“Nu deržis’ devočka!”, Tieni duro ragazza! Con la sua ultima email Mark l’aveva così incoraggiata. Meritava, quella guerra, di essere strappata all’indifferenza dei media occidentali e di essere raccontata, seppure ponendosi “dal lato sbagliato”, l’unico disponibile. Sara Reginella, psicoterapeuta di Ancona, di tempra robusta, non ha ceduto alle difficoltà. Neanche quando ha scoperto di essere stata schedata come “criminale” nella ignobile lista di proscrizione Myrotvoretz nella quale vengono resi pubblici i nomi, i cognomi e gli indirizzi, dei giornalisti sgraditi al governo di Kiev, ed ha innestato nel suo familiare vissuto, nella sua radicata vicinanza emotiva al mondo russo, le testimonianze raccolte nei suoi viaggi in Donbass. Dopo averne ricavato puntuali reportage di guerra, ne è venuto fuori anche un libro: “Donbass, la guerra fantasma nel cuore d’Europa”. È il racconto delle voci di un pezzo di popolo ucraino, quello delle regioni più orientali, che, per storia e per cultura, non potevano accettare quanto già prefigurava l’Euromaidan, le violente manifestazioni pro-europeiste invelenitesi all’indomani della decisione del governo di sospendere le trattative per l’accordo di associazione con l’Unione Europea. Eventi sentiti a Kiev come una “rivoluzione democratica” ma vissuti come un vero e proprio “colpo di stato” in Crimea e nelle regioni di Donetsk e Lugansk, un Regime change che spaccava in due parti l’Ucraina e metteva in pericolo l’esistenza stessa di una di esse. Da allora a reclamare la federalizzazione dell’Ucraina e poi l’autonomia si sono mossi miliziani atipici: gente comune, donne e uomini che si sono trovati a fronteggiare le truppe di Kiev nelle quali era stata incorporata una parte rilevante di gruppi paramilitari di estrema destra. Una guerra fratricida che in otto anni ha lasciato sul campo 14mila vittime e ha costretto oltre due milioni di persone ad abbandonare la propria casa.

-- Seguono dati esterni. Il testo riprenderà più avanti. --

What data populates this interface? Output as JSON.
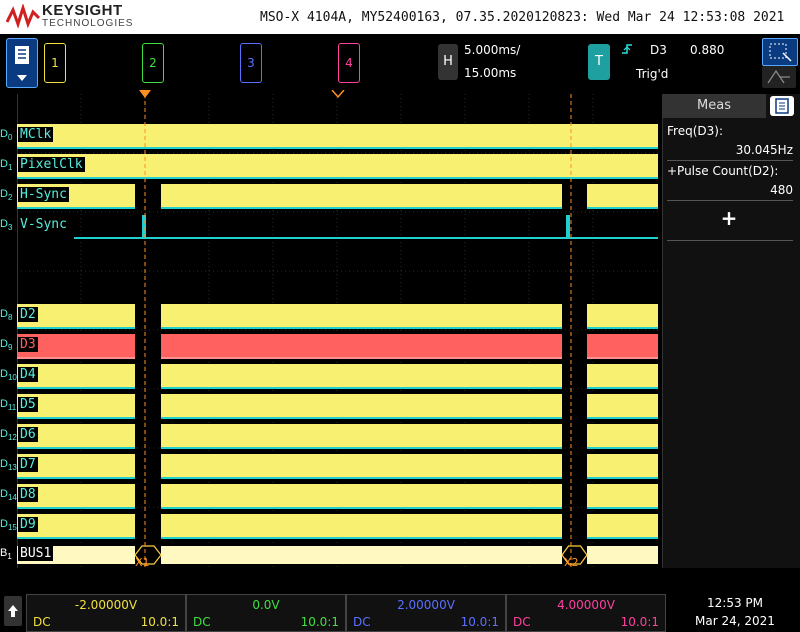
{
  "header": {
    "brand": "KEYSIGHT",
    "brand_sub": "TECHNOLOGIES",
    "instrument_info": "MSO-X 4104A, MY52400163, 07.35.2020120823: Wed Mar 24 12:53:08 2021"
  },
  "channels": [
    {
      "label": "1",
      "color": "#f0e040"
    },
    {
      "label": "2",
      "color": "#40e040"
    },
    {
      "label": "3",
      "color": "#5a70ff"
    },
    {
      "label": "4",
      "color": "#ff40a0"
    }
  ],
  "horizontal": {
    "key": "H",
    "time_per_div": "5.000ms/",
    "delay": "15.00ms"
  },
  "trigger": {
    "key": "T",
    "source": "D3",
    "level": "0.880",
    "status": "Trig'd"
  },
  "signals": [
    {
      "id": "D",
      "sub": "0",
      "name": "MClk"
    },
    {
      "id": "D",
      "sub": "1",
      "name": "PixelClk"
    },
    {
      "id": "D",
      "sub": "2",
      "name": "H-Sync"
    },
    {
      "id": "D",
      "sub": "3",
      "name": "V-Sync"
    },
    {
      "id": "D",
      "sub": "8",
      "name": "D2"
    },
    {
      "id": "D",
      "sub": "9",
      "name": "D3"
    },
    {
      "id": "D",
      "sub": "10",
      "name": "D4"
    },
    {
      "id": "D",
      "sub": "11",
      "name": "D5"
    },
    {
      "id": "D",
      "sub": "12",
      "name": "D6"
    },
    {
      "id": "D",
      "sub": "13",
      "name": "D7"
    },
    {
      "id": "D",
      "sub": "14",
      "name": "D8"
    },
    {
      "id": "D",
      "sub": "15",
      "name": "D9"
    },
    {
      "id": "B",
      "sub": "1",
      "name": "BUS1"
    }
  ],
  "cursors": {
    "x1": "X1",
    "x2": "X2"
  },
  "measurements": {
    "title": "Meas",
    "items": [
      {
        "label": "Freq(D3):",
        "value": "30.045Hz"
      },
      {
        "label": "+Pulse Count(D2):",
        "value": "480"
      }
    ],
    "add": "+"
  },
  "bottom": [
    {
      "value": "-2.00000V",
      "coupling": "DC",
      "probe": "10.0:1",
      "color": "#f0e040"
    },
    {
      "value": "0.0V",
      "coupling": "DC",
      "probe": "10.0:1",
      "color": "#40e040"
    },
    {
      "value": "2.00000V",
      "coupling": "DC",
      "probe": "10.0:1",
      "color": "#5a70ff"
    },
    {
      "value": "4.00000V",
      "coupling": "DC",
      "probe": "10.0:1",
      "color": "#ff40a0"
    }
  ],
  "clock": {
    "time": "12:53 PM",
    "date": "Mar 24, 2021"
  },
  "colors": {
    "digital": "#f8f070",
    "highlight": "#ff6060",
    "trace": "#20d0d0",
    "cursor": "#ff9020",
    "bus": "#fff8c0"
  }
}
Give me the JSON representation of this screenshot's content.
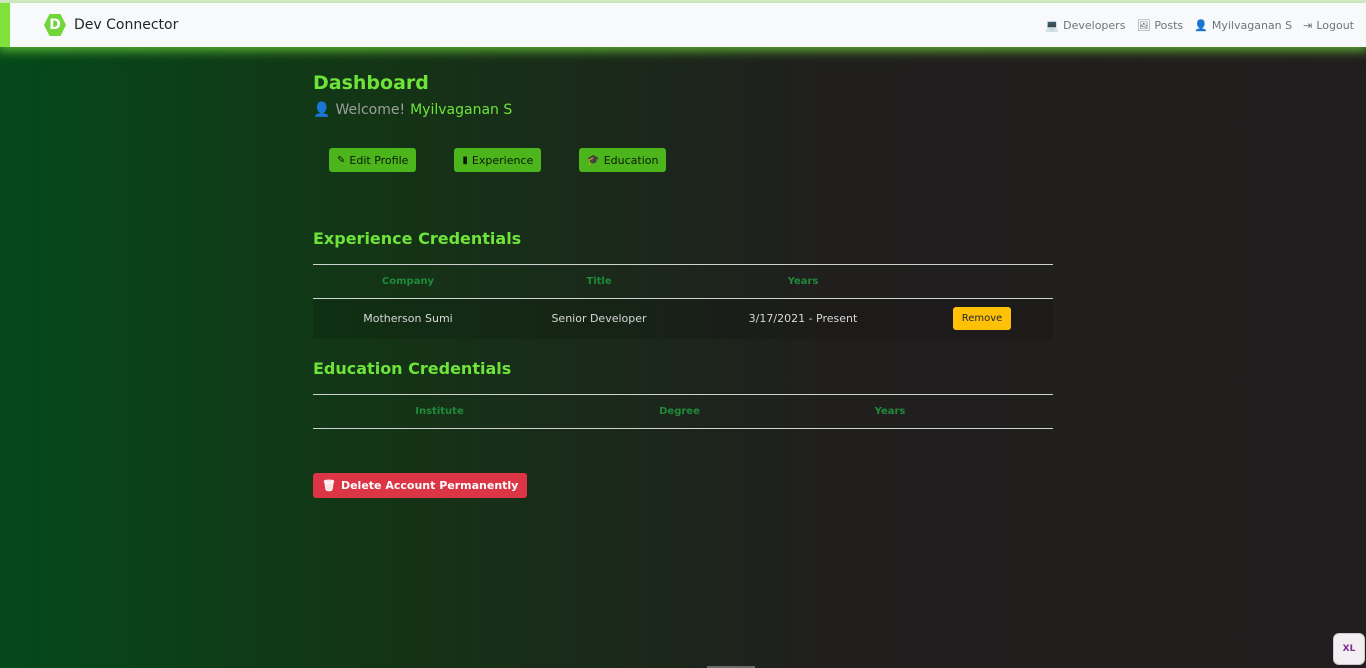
{
  "navbar": {
    "brand_letter": "D",
    "brand_name": "Dev Connector",
    "links": [
      {
        "label": "Developers",
        "icon": "laptop-icon"
      },
      {
        "label": "Posts",
        "icon": "images-icon"
      },
      {
        "label": "Myilvaganan S",
        "icon": "user-icon"
      },
      {
        "label": "Logout",
        "icon": "sign-out-icon"
      }
    ]
  },
  "dashboard": {
    "title": "Dashboard",
    "welcome_prefix": "Welcome!",
    "user_name": "Myilvaganan S"
  },
  "actions": {
    "edit_profile": "Edit Profile",
    "experience": "Experience",
    "education": "Education"
  },
  "experience": {
    "title": "Experience Credentials",
    "headers": [
      "Company",
      "Title",
      "Years"
    ],
    "rows": [
      {
        "company": "Motherson Sumi",
        "title": "Senior Developer",
        "years": "3/17/2021 - Present",
        "action": "Remove"
      }
    ]
  },
  "education": {
    "title": "Education Credentials",
    "headers": [
      "Institute",
      "Degree",
      "Years"
    ]
  },
  "delete_account": "Delete Account Permanently",
  "screen_badge": "XL",
  "colors": {
    "accent": "#6ee43a",
    "button_green": "#4cb51c",
    "warning": "#ffc107",
    "danger": "#dc3545"
  }
}
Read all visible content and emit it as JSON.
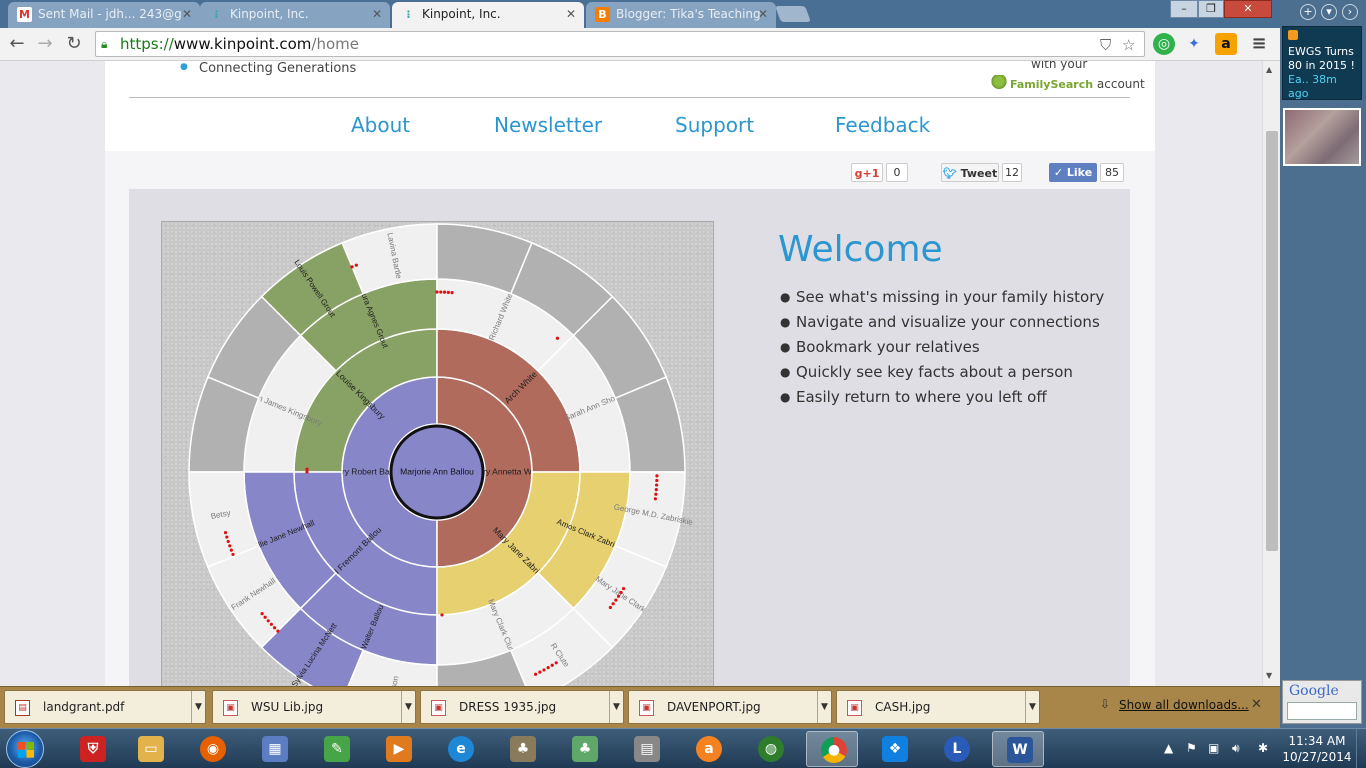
{
  "browser": {
    "tabs": [
      {
        "title": "Sent Mail - jdh... 243@g",
        "icon": "gmail-icon",
        "active": false
      },
      {
        "title": "Kinpoint, Inc.",
        "icon": "kinpoint-icon",
        "active": false
      },
      {
        "title": "Kinpoint, Inc.",
        "icon": "kinpoint-icon",
        "active": true
      },
      {
        "title": "Blogger: Tika's Teaching",
        "icon": "blogger-icon",
        "active": false
      }
    ],
    "url_scheme": "https://",
    "url_host": "www.kinpoint.com",
    "url_path": "/home"
  },
  "header": {
    "tagline": "Connecting Generations",
    "fs_with": "with your",
    "fs_brand": "FamilySearch",
    "fs_account": "account",
    "nav": [
      {
        "label": "About"
      },
      {
        "label": "Newsletter"
      },
      {
        "label": "Support"
      },
      {
        "label": "Feedback"
      }
    ]
  },
  "social": {
    "gplus_label": "g+1",
    "gplus_count": "0",
    "tweet_label": "Tweet",
    "tweet_count": "12",
    "like_label": "Like",
    "like_count": "85"
  },
  "welcome": {
    "title": "Welcome",
    "features": [
      "See what's missing in your family history",
      "Navigate and visualize your connections",
      "Bookmark your relatives",
      "Quickly see key facts about a person",
      "Easily return to where you left off"
    ]
  },
  "fan_chart": {
    "center": "Marjorie Ann Ballou",
    "colors": {
      "purple": "#8786c8",
      "red": "#b16b5c",
      "yellow": "#e6d06f",
      "green": "#88a164",
      "light": "#f0f0f0",
      "gray": "#b1b1b1",
      "dots": "#dd1111"
    },
    "people": [
      {
        "name": "Harry Robert Ballou",
        "gen": 1,
        "a0": 180,
        "a1": 360,
        "color": "purple"
      },
      {
        "name": "Mary Annetta White",
        "gen": 1,
        "a0": 0,
        "a1": 180,
        "color": "red"
      },
      {
        "name": "Cora Louise Kingsbury",
        "gen": 2,
        "a0": 270,
        "a1": 360,
        "color": "green"
      },
      {
        "name": "Fred Fremont Ballou",
        "gen": 2,
        "a0": 180,
        "a1": 270,
        "color": "purple"
      },
      {
        "name": "Arch White",
        "gen": 2,
        "a0": 0,
        "a1": 90,
        "color": "red"
      },
      {
        "name": "Mary Jane Zabriskie",
        "gen": 2,
        "a0": 90,
        "a1": 180,
        "color": "yellow"
      },
      {
        "name": "Laura Agnes Grout",
        "gen": 3,
        "a0": 315,
        "a1": 360,
        "color": "green"
      },
      {
        "name": "Edwin James Kingsbury",
        "gen": 3,
        "a0": 270,
        "a1": 315,
        "color": "light"
      },
      {
        "name": "Nellie Jane Newhall",
        "gen": 3,
        "a0": 225,
        "a1": 270,
        "color": "purple"
      },
      {
        "name": "Walter Ballou",
        "gen": 3,
        "a0": 180,
        "a1": 225,
        "color": "purple"
      },
      {
        "name": "Richard White",
        "gen": 3,
        "a0": 0,
        "a1": 45,
        "color": "light"
      },
      {
        "name": "Sarah Ann Short",
        "gen": 3,
        "a0": 45,
        "a1": 90,
        "color": "light"
      },
      {
        "name": "Amos Clark Zabriskie",
        "gen": 3,
        "a0": 90,
        "a1": 135,
        "color": "yellow"
      },
      {
        "name": "Mary Clark Clute",
        "gen": 3,
        "a0": 135,
        "a1": 180,
        "color": "light"
      },
      {
        "name": "Lavina Bartle",
        "gen": 4,
        "a0": 337.5,
        "a1": 360,
        "color": "light"
      },
      {
        "name": "Louis Powell Grout",
        "gen": 4,
        "a0": 315,
        "a1": 337.5,
        "color": "green"
      },
      {
        "name": "",
        "gen": 4,
        "a0": 292.5,
        "a1": 315,
        "color": "gray"
      },
      {
        "name": "",
        "gen": 4,
        "a0": 270,
        "a1": 292.5,
        "color": "gray"
      },
      {
        "name": "Betsy",
        "gen": 4,
        "a0": 247.5,
        "a1": 270,
        "color": "light"
      },
      {
        "name": "Frank Newhall",
        "gen": 4,
        "a0": 225,
        "a1": 247.5,
        "color": "light"
      },
      {
        "name": "Sylvia Lucina McNett",
        "gen": 4,
        "a0": 202.5,
        "a1": 225,
        "color": "purple"
      },
      {
        "name": "Nelson",
        "gen": 4,
        "a0": 180,
        "a1": 202.5,
        "color": "light"
      },
      {
        "name": "",
        "gen": 4,
        "a0": 0,
        "a1": 22.5,
        "color": "gray"
      },
      {
        "name": "",
        "gen": 4,
        "a0": 22.5,
        "a1": 45,
        "color": "gray"
      },
      {
        "name": "",
        "gen": 4,
        "a0": 45,
        "a1": 67.5,
        "color": "gray"
      },
      {
        "name": "",
        "gen": 4,
        "a0": 67.5,
        "a1": 90,
        "color": "gray"
      },
      {
        "name": "George M.D. Zabriskie",
        "gen": 4,
        "a0": 90,
        "a1": 112.5,
        "color": "light"
      },
      {
        "name": "Mary Jane Clark",
        "gen": 4,
        "a0": 112.5,
        "a1": 135,
        "color": "light"
      },
      {
        "name": "R Clute",
        "gen": 4,
        "a0": 135,
        "a1": 157.5,
        "color": "light"
      },
      {
        "name": "",
        "gen": 4,
        "a0": 157.5,
        "a1": 180,
        "color": "gray"
      }
    ]
  },
  "downloads": {
    "items": [
      {
        "name": "landgrant.pdf"
      },
      {
        "name": "WSU Lib.jpg"
      },
      {
        "name": "DRESS 1935.jpg"
      },
      {
        "name": "DAVENPORT.jpg"
      },
      {
        "name": "CASH.jpg"
      }
    ],
    "show_all": "Show all downloads..."
  },
  "sidebar": {
    "rss_title": "EWGS Turns 80 in 2015 !",
    "rss_meta": "Ea.. 38m ago",
    "google_label": "Google"
  },
  "taskbar": {
    "time": "11:34 AM",
    "date": "10/27/2014"
  }
}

D’altro canto, neri nuvoloni andavano addensandosi nei cieli delle oblast’ orientali del Paese; il nuovo presidente, l’oligarca Petro Porošenko li aveva annunciati. Nei podvaly (le cantine utilizzate dalle babušhkas e dai nipotini come ricovero) del villaggio di Chernukhino lo ascoltarono alla radio: “…perché noi avremo il lavoro e loro no! Noi avremo le pensioni e loro no! Noi avremo i sussidi per i bambini, per i pensionati e loro no! I nostri figli andranno negli asili, nelle scuole, mentre loro vivranno nelle cantine! Perché loro non sanno fare niente! Così e solo così vinceremo questa guerra!” Parole d’odio a tuonare contro la popolazione del Donbass la cui eco Sara Reginella sente ancora ancora provenire dallo strato più profondo della terra. Capaci di cambiare completamente l’anima delle persone, come è cambiata quella di Iana che, assieme alla sua amica Irina, era stata eletta tra le cinquanta donne più belle dell’Ucraina e che adesso è un’operosa volontaria nei quartieri più difficili di Donetsk. “Quando cambia l’anima – dice Iana – significa che sei in grado di sentire in modo più forte il dolore degli altri… e cerchi di fare di tutto per alleviarlo”.
Un lavoro, quello di Reginella, da tenersi stretto, soprattutto perché in forma di reportage narrativo vengono intrecciate e restituite storie, a volte minime, spesso raffinate, di un sentimento di popolo. Voci di persone comuni, fantasmi, che in simili frangenti, in genere voce non hanno.